Bright Before Sunrise

“Let’s talk about something else. It was just a normal day—nothing happened.”

 

“Just because I don’t go to your fancy high school and I’m not headed to an Ivy League college doesn’t make me stupid—” I try to interrupt, but she’s on a roll. “And just because I can’t make out with you in the back of the Jag I got for my sixteenth birthday and seduce you with the perfect boobs I got for my seventeenth—or is it the other way around, Jonah? How do Cross Pointe snobs order their lives: cars or plastic surgery first?”

 

I laugh. I can’t help it. “Plastic surgery. Then the cars.”

 

“Oh, so this is a joke to you? I guess you’d know. So tell me: Exactly how many sets of Cross Pointe boobs have you seen?”

 

The nail of her pointer finger is inches from my face. I push it away and snap back, “You think I’m cheating? Are you crazy?”

 

“We both know you are. At least be man enough to admit it.”

 

“That’s such crap. I can’t believe—”

 

“Don’t even try to deny it. I found this in your backseat last week.” She pulls the bright blue paper back out of her pocket and holds it like a murder weapon.

 

I have no clue what’s on it or why it’s made Carly psycho. I take it from her hand and hope it contains the logo from Punk’d. The creases are deep and smooth, like it’s been unfolded repeatedly.

 

She crosses her arms and watches my face expectantly. I look down—it’s a single sheet of paper. A flyer from Cross Pointe, like the hundreds of others that are hung on the school walls at neat intervals.

 

“So?” I’m baffled. So confused that I’m not even angry anymore.

 

“Are you kidding me?”

 

“Did you want to help put together care packages for last year’s seniors? I don’t know what the problem is. Yes, it’s a stupid project—but who cares if some idiots wanted to mail snacks and instant coffee to a group of spoiled college freshmen?”

 

Carly’s face is red, her lips pressed together so tight they disappear. “Who. Is. She?” She snatches the flyer from my hands and it tears in the corner. I’m left holding a jagged scrap of blue paper. Carly points to some handwriting at the bottom of the page: ten digits and a name.

 

Brighton.

 

 

 

 

 

10

 

Brighton

 

6:07 P.M.

 

 

18 HOURS, 53 MINUTES LEFT

 

 

The Sheas gave me a tour and left three different ways to contact them. Sophia’s already asleep and they promised to be home by ten, so the only real directions for the next four hours are: “Check the baby monitor and call if you need us. No, actually, if she wakes up at all, call us.”

 

It seems straightforward, and she hasn’t woken so I haven’t called. But this hasn’t stopped Mr.
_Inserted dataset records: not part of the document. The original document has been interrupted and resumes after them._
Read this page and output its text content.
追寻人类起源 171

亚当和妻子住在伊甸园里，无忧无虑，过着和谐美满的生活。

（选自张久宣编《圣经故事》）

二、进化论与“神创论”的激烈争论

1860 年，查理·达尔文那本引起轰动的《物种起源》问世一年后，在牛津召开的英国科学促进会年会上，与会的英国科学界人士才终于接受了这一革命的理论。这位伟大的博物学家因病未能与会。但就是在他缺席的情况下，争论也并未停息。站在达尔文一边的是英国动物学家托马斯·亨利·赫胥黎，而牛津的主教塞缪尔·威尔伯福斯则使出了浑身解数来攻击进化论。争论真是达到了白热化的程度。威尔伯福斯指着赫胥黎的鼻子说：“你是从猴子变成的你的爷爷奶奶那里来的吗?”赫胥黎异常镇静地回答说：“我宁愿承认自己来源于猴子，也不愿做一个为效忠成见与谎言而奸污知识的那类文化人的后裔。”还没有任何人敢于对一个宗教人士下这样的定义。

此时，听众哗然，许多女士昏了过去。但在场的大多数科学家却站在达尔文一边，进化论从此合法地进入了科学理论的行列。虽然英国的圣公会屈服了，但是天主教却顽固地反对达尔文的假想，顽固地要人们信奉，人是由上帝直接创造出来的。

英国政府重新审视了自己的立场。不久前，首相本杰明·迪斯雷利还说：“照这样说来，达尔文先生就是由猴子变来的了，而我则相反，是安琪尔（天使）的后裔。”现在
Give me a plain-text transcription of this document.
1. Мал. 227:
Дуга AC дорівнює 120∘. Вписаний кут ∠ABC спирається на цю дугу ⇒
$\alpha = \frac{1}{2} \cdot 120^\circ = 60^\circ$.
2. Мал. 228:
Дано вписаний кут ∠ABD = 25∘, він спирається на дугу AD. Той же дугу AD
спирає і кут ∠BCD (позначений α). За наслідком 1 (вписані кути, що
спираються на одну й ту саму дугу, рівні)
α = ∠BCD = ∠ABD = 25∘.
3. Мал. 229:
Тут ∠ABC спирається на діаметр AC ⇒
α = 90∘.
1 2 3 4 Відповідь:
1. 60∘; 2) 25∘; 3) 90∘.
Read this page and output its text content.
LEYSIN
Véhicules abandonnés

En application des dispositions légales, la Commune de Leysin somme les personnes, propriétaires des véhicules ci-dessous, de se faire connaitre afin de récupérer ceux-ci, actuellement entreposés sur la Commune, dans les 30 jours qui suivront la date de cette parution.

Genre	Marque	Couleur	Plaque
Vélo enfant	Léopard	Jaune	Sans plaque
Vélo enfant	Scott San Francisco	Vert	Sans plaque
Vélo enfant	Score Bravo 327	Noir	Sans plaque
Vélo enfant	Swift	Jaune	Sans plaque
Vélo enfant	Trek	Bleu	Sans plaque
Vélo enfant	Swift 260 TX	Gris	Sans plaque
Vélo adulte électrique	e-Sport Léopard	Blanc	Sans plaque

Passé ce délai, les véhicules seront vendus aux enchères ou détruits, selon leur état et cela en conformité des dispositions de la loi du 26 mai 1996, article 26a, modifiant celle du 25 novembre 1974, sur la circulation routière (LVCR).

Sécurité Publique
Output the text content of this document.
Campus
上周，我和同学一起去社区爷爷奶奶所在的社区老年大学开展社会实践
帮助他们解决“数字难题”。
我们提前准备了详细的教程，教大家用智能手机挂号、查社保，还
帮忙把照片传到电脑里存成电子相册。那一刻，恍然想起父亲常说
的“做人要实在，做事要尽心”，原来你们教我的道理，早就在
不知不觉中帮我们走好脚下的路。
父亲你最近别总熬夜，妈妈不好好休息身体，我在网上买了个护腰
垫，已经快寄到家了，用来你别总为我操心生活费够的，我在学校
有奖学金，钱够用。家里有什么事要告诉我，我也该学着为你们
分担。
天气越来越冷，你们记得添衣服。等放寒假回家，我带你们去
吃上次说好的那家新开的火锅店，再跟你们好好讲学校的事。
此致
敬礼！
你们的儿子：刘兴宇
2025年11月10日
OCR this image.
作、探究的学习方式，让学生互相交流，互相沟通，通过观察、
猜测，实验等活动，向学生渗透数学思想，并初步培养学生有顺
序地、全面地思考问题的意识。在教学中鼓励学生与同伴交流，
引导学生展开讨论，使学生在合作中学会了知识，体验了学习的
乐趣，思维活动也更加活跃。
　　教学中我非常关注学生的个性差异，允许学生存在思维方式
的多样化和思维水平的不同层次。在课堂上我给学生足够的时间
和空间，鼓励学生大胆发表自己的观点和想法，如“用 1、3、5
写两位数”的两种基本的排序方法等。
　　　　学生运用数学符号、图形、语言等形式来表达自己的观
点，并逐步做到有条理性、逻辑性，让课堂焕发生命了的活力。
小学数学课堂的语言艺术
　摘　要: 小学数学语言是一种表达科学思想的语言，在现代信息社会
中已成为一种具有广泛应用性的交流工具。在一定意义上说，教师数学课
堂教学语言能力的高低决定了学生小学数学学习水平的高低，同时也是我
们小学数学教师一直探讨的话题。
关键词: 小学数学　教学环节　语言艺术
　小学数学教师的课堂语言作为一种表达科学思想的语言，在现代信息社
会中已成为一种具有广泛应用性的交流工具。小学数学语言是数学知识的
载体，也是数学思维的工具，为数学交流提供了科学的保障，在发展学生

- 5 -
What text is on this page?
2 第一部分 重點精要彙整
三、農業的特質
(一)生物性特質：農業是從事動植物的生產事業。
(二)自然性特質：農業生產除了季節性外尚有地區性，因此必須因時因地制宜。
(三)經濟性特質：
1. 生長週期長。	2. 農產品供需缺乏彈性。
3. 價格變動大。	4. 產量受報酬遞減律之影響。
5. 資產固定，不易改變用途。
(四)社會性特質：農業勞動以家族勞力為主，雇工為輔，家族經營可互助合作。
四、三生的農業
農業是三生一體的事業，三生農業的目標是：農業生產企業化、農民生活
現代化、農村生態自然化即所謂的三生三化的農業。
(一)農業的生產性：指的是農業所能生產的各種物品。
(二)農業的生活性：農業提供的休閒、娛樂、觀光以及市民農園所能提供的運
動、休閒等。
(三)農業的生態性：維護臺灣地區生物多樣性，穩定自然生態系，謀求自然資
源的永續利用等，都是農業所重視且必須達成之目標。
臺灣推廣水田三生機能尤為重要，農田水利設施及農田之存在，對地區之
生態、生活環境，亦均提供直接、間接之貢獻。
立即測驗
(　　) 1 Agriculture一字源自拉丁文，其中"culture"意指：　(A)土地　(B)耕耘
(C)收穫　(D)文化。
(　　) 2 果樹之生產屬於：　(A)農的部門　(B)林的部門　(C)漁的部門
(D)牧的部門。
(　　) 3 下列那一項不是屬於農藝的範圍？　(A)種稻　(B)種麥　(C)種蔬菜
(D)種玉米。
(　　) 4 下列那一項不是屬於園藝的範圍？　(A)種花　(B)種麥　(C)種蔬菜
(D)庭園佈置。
Shea from checking in three times already.

 

I reassure him, for the third time, “Everything is quiet here.”

 

“And the monitor is definitely working?” he asks.

 

“It is.” I hold it up to the phone and turn up the volume so he can hear the steady raindrop sounds of Sophia’s white-noise machine.

 

“Okay.” He exhales. “So, you’re all set?”

 

“Go enjoy your dinner,” I tell him. “Everything here is fine.”

 

“Great. Great, great. Thanks so much, Brighton. We’ll see you in a few hours.”

 

I hang up and pace from the kitchen to the living room, through the dining room and one of those never-really-used rooms with new “antique” furniture and a grandfather clock that bongs about seven minutes early. It almost looks like every other house in Cross Pointe, but there’s a hint of not-quite-there-yet—it’s apparent in the price tag still dangling from a throw pillow, and the dining room chairs, which look like they’ve never been sat on. Everything is slightly too matchy-matchy and too new. But the Sheas are still new, still trying too hard.

 

Not that everyone else in Cross Pointe doesn’t try; we just don’t let our efforts show.

 

I circle back to the kitchen. They have one of those floor plans where the rooms all connect with multiple entrances; it all flows around the staircase to the second floor where Sophia sleeps in the only room with an open door. Behind one of the other seven is all the information I’d ever need to know about Jonah.